The Current situation

As of 28 April, several important events have transpired which are creating an increasingly volatile political environment. On 7 April, Prime Minister Roble ejected the African Union representative sent to Somalia to monitor the election status, an act which the president swiftly rejected. Demonstrating a further increase in the relations between the two and proving to the IMF and western governments that the strict deadline for all elections to be complete (17 May) may be looking unlikely. The deadline marks the point at which Somalia will no longer be eligible to receive financial aid from the International Monetary Fund. The cause was not aided by an attempt by President Farmaajo to block lawmakers entering in a vote on 27 April. The continued struggle to hold free and fair elections is likely to further erode trust in Somalia’s abilities to manage its political system which is still in its infancy.

On the security front, the political turmoil is creating a perfect environment for bitter struggles between the national security forces who themselves have their own allegiances. Subsequently, Somalia has seen a marked increase in Al Shabaab activity. There is no coincidence that the combined efforts of Somalia’s security forces being diverted towards the political row has come at the same time as extreme violence by the jihadist group both in Mogadishu and in surrounding rural areas and border regions (specifically with Kenya).

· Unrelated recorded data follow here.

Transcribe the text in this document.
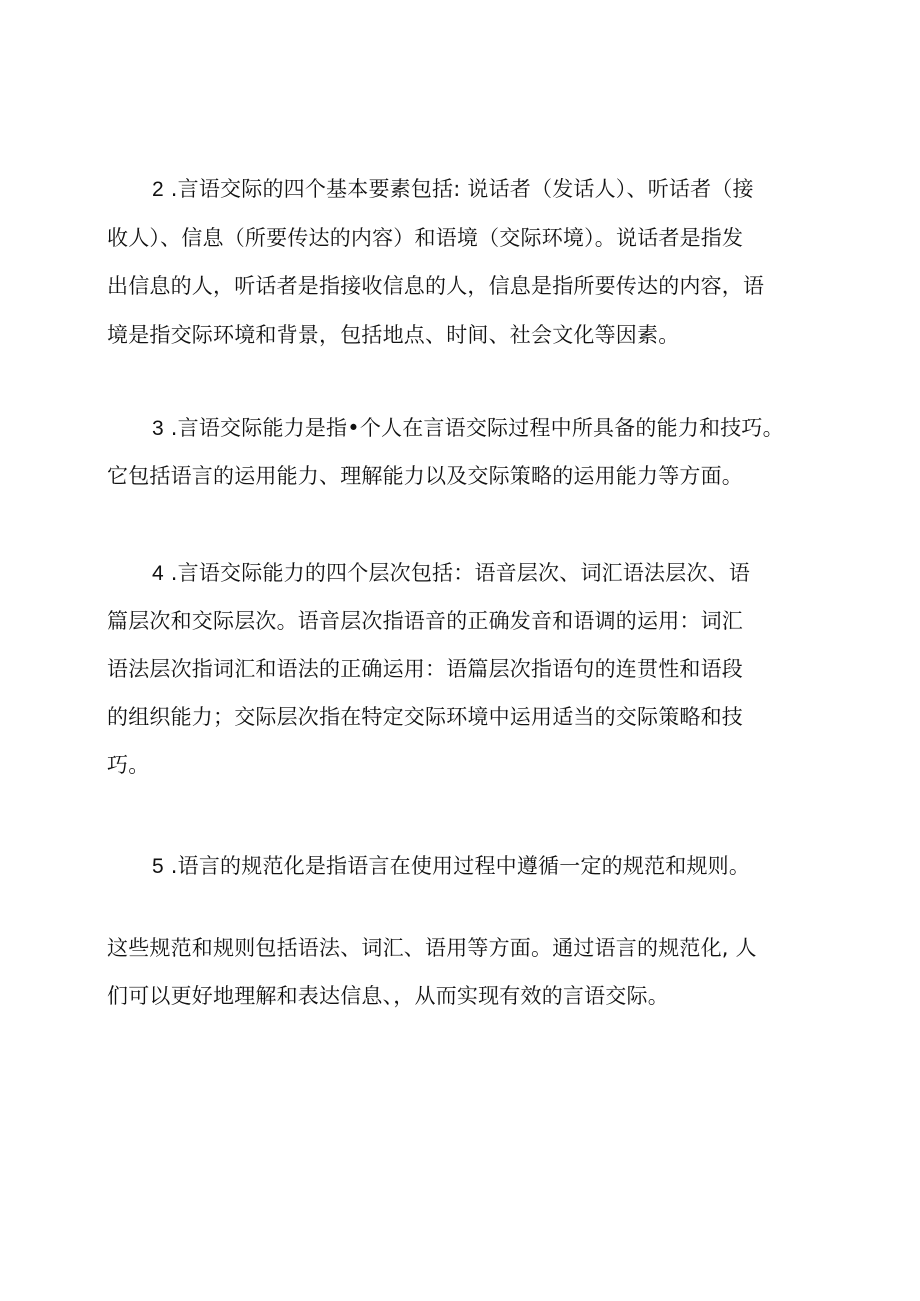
2 .言语交际的四个基本要素包括: 说话者（发话人）、听话者（接
收人）、信息（所要传达的内容）和语境（交际环境）。说话者是指发
出信息的人，听话者是指接收信息的人，信息是指所要传达的内容，语
境是指交际环境和背景，包括地点、时间、社会文化等因素。
3 .言语交际能力是指•个人在言语交际过程中所具备的能力和技巧。
它包括语言的运用能力、理解能力以及交际策略的运用能力等方面。
4 .言语交际能力的四个层次包括：语音层次、词汇语法层次、语
篇层次和交际层次。语音层次指语音的正确发音和语调的运用：词汇
语法层次指词汇和语法的正确运用：语篇层次指语句的连贯性和语段
的组织能力；交际层次指在特定交际环境中运用适当的交际策略和技
巧。
5 .语言的规范化是指语言在使用过程中遵循一定的规范和规则。
这些规范和规则包括语法、词汇、语用等方面。通过语言的规范化, 人
们可以更好地理解和表达信息、，从而实现有效的言语交际。
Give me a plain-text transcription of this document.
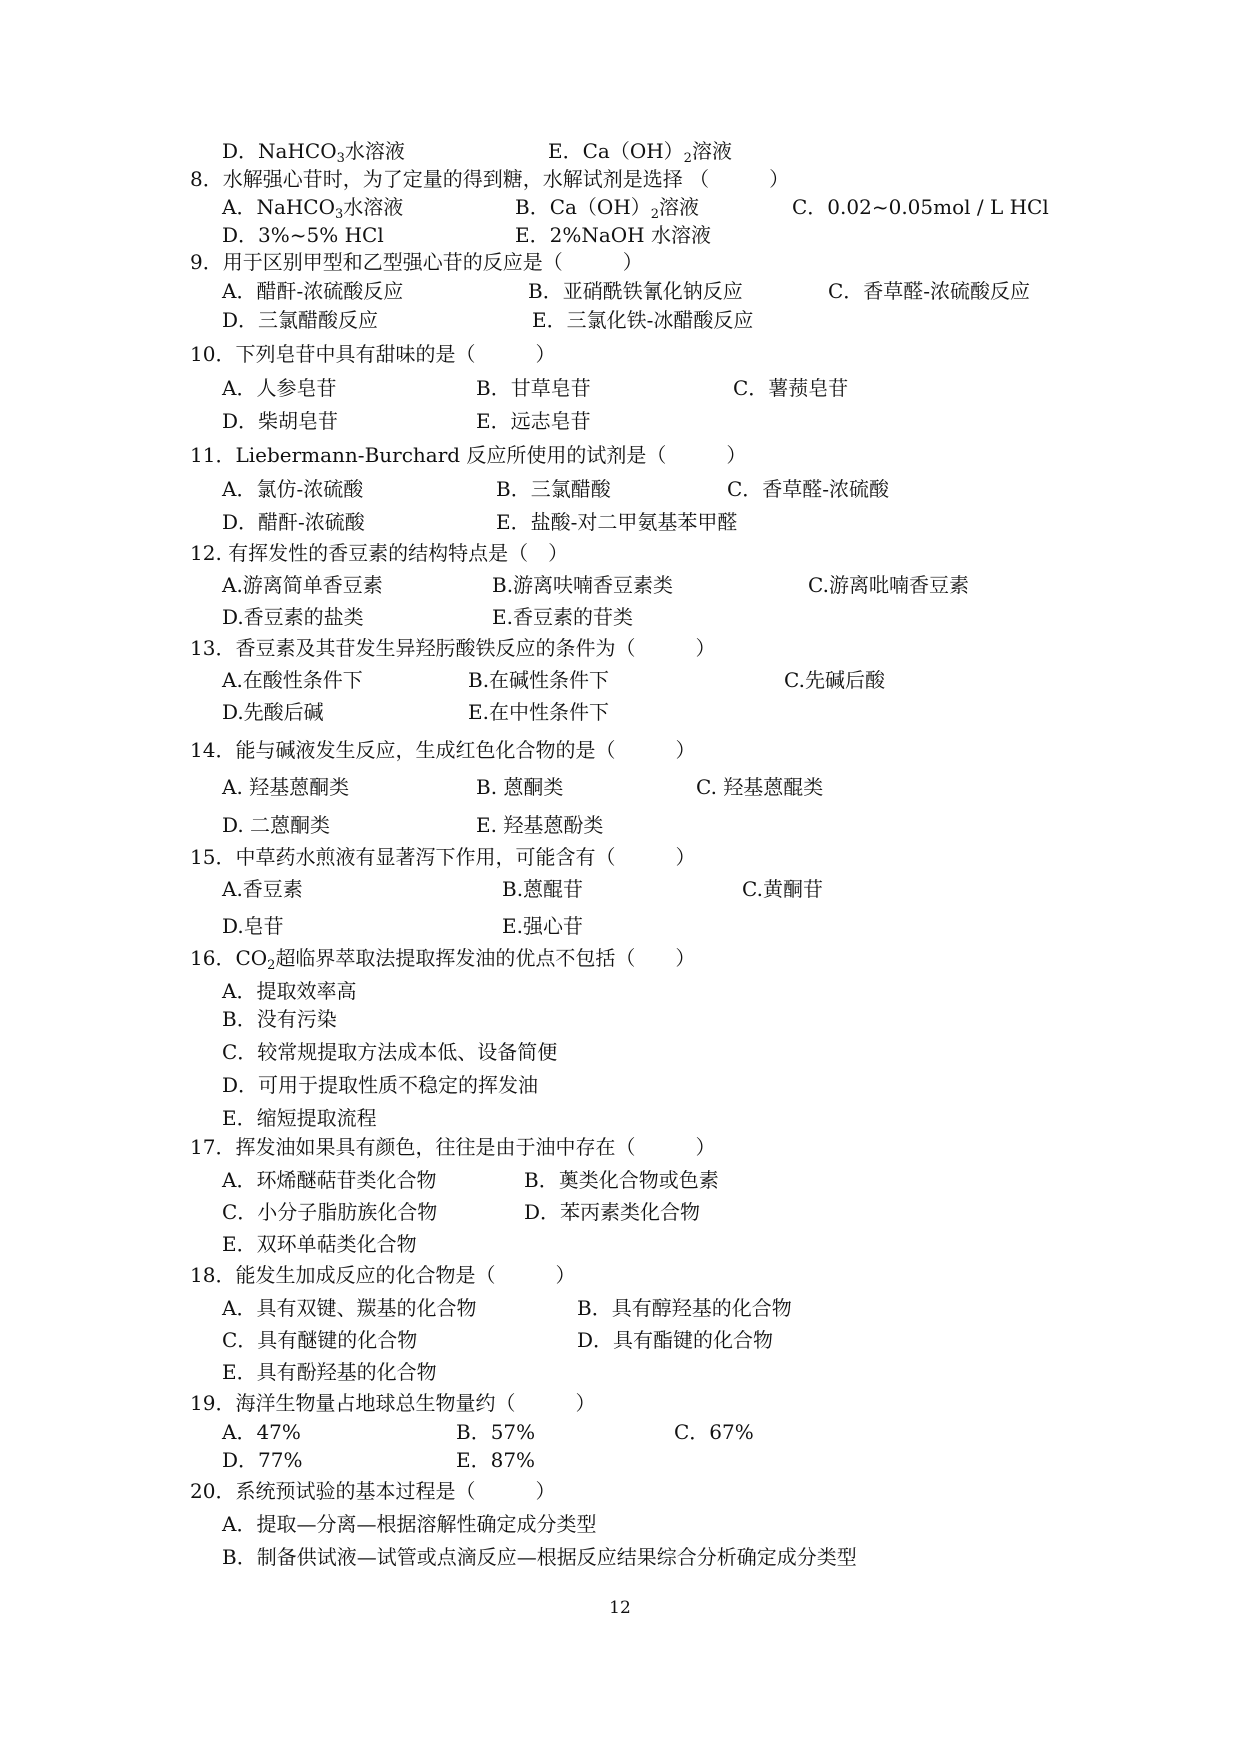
D．NaHCO$_3$水溶液	E．$Ca(OH)_2$溶液
8．水解强心苷时，为了定量的得到糖，水解试剂是选择 （　　　）
A．NaHCO$_3$水溶液	B．$Ca(OH)_2$溶液	C．0.02~0.05mol / L HCl
D．3%~5% HCl	E．2%NaOH 水溶液
9．用于区别甲型和乙型强心苷的反应是（　　　）
A．醋酐-浓硫酸反应	B．亚硝酰铁氰化钠反应	C．香草醛-浓硫酸反应
D．三氯醋酸反应	E．三氯化铁-冰醋酸反应
10．下列皂苷中具有甜味的是（　　　）
A．人参皂苷	B．甘草皂苷	C．薯蓣皂苷
D．柴胡皂苷	E．远志皂苷
11．Liebermann-Burchard 反应所使用的试剂是（　　　）
A．氯仿-浓硫酸	B．三氯醋酸	C．香草醛-浓硫酸
D．醋酐-浓硫酸	E．盐酸-对二甲氨基苯甲醛
12. 有挥发性的香豆素的结构特点是（　）
A.游离简单香豆素	B.游离呋喃香豆素类	C.游离吡喃香豆素
D.香豆素的盐类	E.香豆素的苷类
13．香豆素及其苷发生异羟肟酸铁反应的条件为（　　　）
A.在酸性条件下	B.在碱性条件下	C.先碱后酸
D.先酸后碱	E.在中性条件下
14．能与碱液发生反应，生成红色化合物的是（　　　）
A. 羟基蒽酮类	B. 蒽酮类	C. 羟基蒽醌类
D. 二蒽酮类	E. 羟基蒽酚类
15．中草药水煎液有显著泻下作用，可能含有（　　　）
A.香豆素	B.蒽醌苷	C.黄酮苷
D.皂苷	E.强心苷
16．$CO_2$超临界萃取法提取挥发油的优点不包括（　　）
A．提取效率高
B．没有污染
C．较常规提取方法成本低、设备简便
D．可用于提取性质不稳定的挥发油
E．缩短提取流程
17．挥发油如果具有颜色，往往是由于油中存在（　　　）
A．环烯醚萜苷类化合物	B．薁类化合物或色素
C．小分子脂肪族化合物	D．苯丙素类化合物
E．双环单萜类化合物
18．能发生加成反应的化合物是（　　　）
A．具有双键、羰基的化合物	B．具有醇羟基的化合物
C．具有醚键的化合物	D．具有酯键的化合物
E．具有酚羟基的化合物
19．海洋生物量占地球总生物量约（　　　）
A．47%	B．57%	C．67%
D．77%	E．87%
20．系统预试验的基本过程是（　　　）
A．提取—分离—根据溶解性确定成分类型
B．制备供试液—试管或点滴反应—根据反应结果综合分析确定成分类型
12
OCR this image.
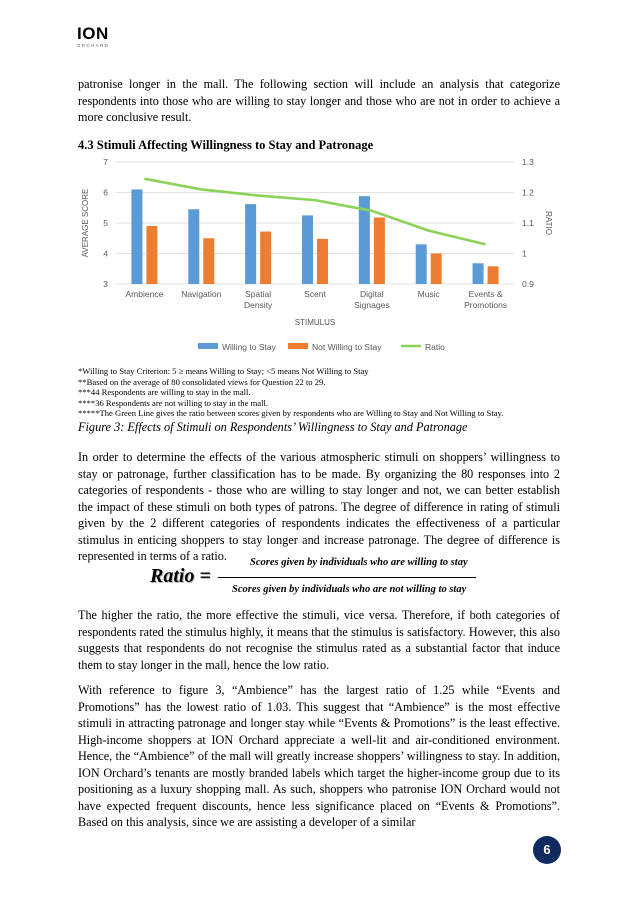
ION
ORCHARD

patronise longer in the mall. The following section will include an analysis that categorize respondents into those who are willing to stay longer and those who are not in order to achieve a more conclusive result.

4.3 Stimuli Affecting Willingness to Stay and Patronage

3
4
5
6
7
0.9
1
1.1
1.2
1.3
Ambience Navigation	Spatial
Density
Scent	Digital
Signages
Music	Events &
Promotions
STIMULUS
AVERAGE SCORE	RATIO
Willing to Stay	Not Willing to Stay	Ratio
*Willing to Stay Criterion: 5 ≥ means Willing to Stay; <5 means Not Willing to Stay
**Based on the average of 80 consolidated views for Question 22 to 29.
***44 Respondents are willing to stay in the mall.
****36 Respondents are not willing to stay in the mall.
*****The Green Line gives the ratio between scores given by respondents who are Willing to Stay and Not Willing to Stay.
Figure 3: Effects of Stimuli on Respondents’ Willingness to Stay and Patronage

In order to determine the effects of the various atmospheric stimuli on shoppers’ willingness to stay or patronage, further classification has to be made. By organizing the 80 responses into 2 categories of respondents - those who are willing to stay longer and not, we can better establish the impact of these stimuli on both types of patrons. The degree of difference in rating of stimuli given by the 2 different categories of respondents indicates the effectiveness of a particular stimulus in enticing shoppers to stay longer and increase patronage. The degree of difference is represented in terms of a ratio.

Ratio =
Scores given by individuals who are willing to stay
Scores given by individuals who are not willing to stay

The higher the ratio, the more effective the stimuli, vice versa. Therefore, if both categories of respondents rated the stimulus highly, it means that the stimulus is satisfactory. However, this also suggests that respondents do not recognise the stimulus rated as a substantial factor that induce them to stay longer in the mall, hence the low ratio.

With reference to figure 3, “Ambience” has the largest ratio of 1.25 while “Events and Promotions” has the lowest ratio of 1.03. This suggest that “Ambience” is the most effective stimuli in attracting patronage and longer stay while “Events & Promotions” is the least effective. High-income shoppers at ION Orchard appreciate a well-lit and air-conditioned environment. Hence, the “Ambience” of the mall will greatly increase shoppers’ willingness to stay. In addition, ION Orchard’s tenants are mostly branded labels which target the higher-income group due to its positioning as a luxury shopping mall. As such, shoppers who patronise ION Orchard would not have expected frequent discounts, hence less significance placed on “Events & Promotions”. Based on this analysis, since we are assisting a developer of a similar

6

Future Prospects and Projections

It is fair to say that with the election of Sheikh Adan Mohamed Nur as the new speaker of the House, Somalia edges closer to electing its new president next month. It is likely that together with Abdi Hashi Abdullahi (the Upper House speaker) Nur will oversee the election of the president by the two houses of Parliament, however it is uncertain whether these will take place before the end of May. Given that the elections have been delayed now for over a year, It is our judgement that if the 17 May deadline is missed, significant international pressure will likely begin to take its toll on the political system.

Given that a large amount of Somalia’s house representatives have now been elected and sworn in, we can foresee an incremental march to victory. Somalia’s electoral system however does not rely on the people to vote for representatives. The “House of the People” and it’s 275 representatives is chosen by delegates appointed by clan elders and members of civil society. The MPs then vote for a president, who leads the country. We assess that this procedure has and will continue to likely cause delays and political infighting, as by its nature, it is a soft target for corruption and tribal, ethnic and regional polarisation. As Somalia moves further towards it’s election deadlines, there will likely be increased pressure to avoid losing out on the vital monetary and security aid from foreign nations, resources which, if lost, will represent a significant political blow for both Farmaajo and Roble.

As of April 28, it is unclear if we will see a new president sworn into office by the end of May. We do however see some optimistic movements.